Ainsi, si photographier c’est écrire avec la lumière, peindre avec la lumière, c’est troquer le pinceau pour l’objectif, la toile pour la caméra, la peinture pour l'émulsion argentique et plus récemment pour les pixels.
Ces photographies sont des peintures photoniques, des tableaux expressionnistes abstraits.
Elles sont le produit d’un hasard et d’une intention.
Un hasard circonscrit, délimité, cerné, orienté, maîtrisé, contrôlé, où les mouvements de la scène et de la caméra se font écho et tourbillonnent au rythme des couleurs.
Avec des couleurs plus vives, plus délirantes, plus psychédéliques, certaines de ces photos évoquent Jackson Pollock, Hans Hartung, Lucio Fontana, ZaoWou Ki, Mark Tobey, Jean-Paul Riopelle et bien d’autres.
Pablo Picasso disait : « On peut écrire et peindre n'importe quoi puisqu'il y aura toujours des gens pour le comprendre, pour y trouver un sens ».
Ces photo-peintures sont comme des auberges espagnoles : chacun y trouvera ce que son imagination lui servira.
A Munich, la danse des manèges d’Oktoberfest laisse dans son sillage les filins de lumière multicolores qui peignent dans la nuit des tableaux psychédéliques.
A Innsbruck, dans une indéchiffrable écriture cabalistique, les vitrines festives de l’hiver racontent des rêves de fêtes en couleurs polychromatiques.

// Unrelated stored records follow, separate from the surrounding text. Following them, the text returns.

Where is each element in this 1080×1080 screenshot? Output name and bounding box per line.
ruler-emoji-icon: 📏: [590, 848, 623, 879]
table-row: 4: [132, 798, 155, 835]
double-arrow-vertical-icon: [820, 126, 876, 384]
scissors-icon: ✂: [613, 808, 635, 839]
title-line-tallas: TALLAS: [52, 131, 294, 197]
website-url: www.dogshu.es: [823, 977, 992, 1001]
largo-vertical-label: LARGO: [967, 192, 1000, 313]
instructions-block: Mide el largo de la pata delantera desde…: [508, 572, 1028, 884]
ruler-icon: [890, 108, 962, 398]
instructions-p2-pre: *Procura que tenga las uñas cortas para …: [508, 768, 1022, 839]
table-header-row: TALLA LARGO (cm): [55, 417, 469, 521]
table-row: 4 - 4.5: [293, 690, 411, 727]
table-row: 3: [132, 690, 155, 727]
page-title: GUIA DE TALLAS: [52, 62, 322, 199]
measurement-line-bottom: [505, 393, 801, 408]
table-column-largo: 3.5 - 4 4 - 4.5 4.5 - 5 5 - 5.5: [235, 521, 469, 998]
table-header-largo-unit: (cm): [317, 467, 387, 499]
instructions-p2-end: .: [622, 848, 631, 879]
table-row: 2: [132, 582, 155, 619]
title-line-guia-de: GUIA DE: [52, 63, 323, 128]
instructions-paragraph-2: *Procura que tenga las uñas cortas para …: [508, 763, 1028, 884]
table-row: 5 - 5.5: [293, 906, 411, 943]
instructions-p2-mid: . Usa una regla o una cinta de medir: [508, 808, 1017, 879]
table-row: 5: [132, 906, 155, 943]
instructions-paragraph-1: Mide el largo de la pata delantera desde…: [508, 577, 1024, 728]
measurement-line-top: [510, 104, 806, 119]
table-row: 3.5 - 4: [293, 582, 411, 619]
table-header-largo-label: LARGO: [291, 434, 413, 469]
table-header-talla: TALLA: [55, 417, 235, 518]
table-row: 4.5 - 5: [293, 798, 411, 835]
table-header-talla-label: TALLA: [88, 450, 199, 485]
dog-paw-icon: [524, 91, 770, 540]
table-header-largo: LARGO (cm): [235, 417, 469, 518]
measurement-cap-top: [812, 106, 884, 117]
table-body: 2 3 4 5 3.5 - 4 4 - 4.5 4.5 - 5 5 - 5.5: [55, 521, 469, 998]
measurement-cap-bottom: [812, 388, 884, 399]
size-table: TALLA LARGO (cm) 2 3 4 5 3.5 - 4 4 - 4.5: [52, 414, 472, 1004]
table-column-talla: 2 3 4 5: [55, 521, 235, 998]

A Paris, dans un concert chaotique de photons, des symphonies de lumière explosent dans un fracas de couleurs, se déchainent dans un festival de photons en délire, et éclaboussent dans leur déroute paniquée les pupilles avides et fascinées.
Et quand la fête se termine, que les vitrines s’éteignent et que les carrousels s’immobilisent, les photons retombent en pluie fine comme une guirlande de lumière pour s’évanouir à jamais dans le noir de la nuit.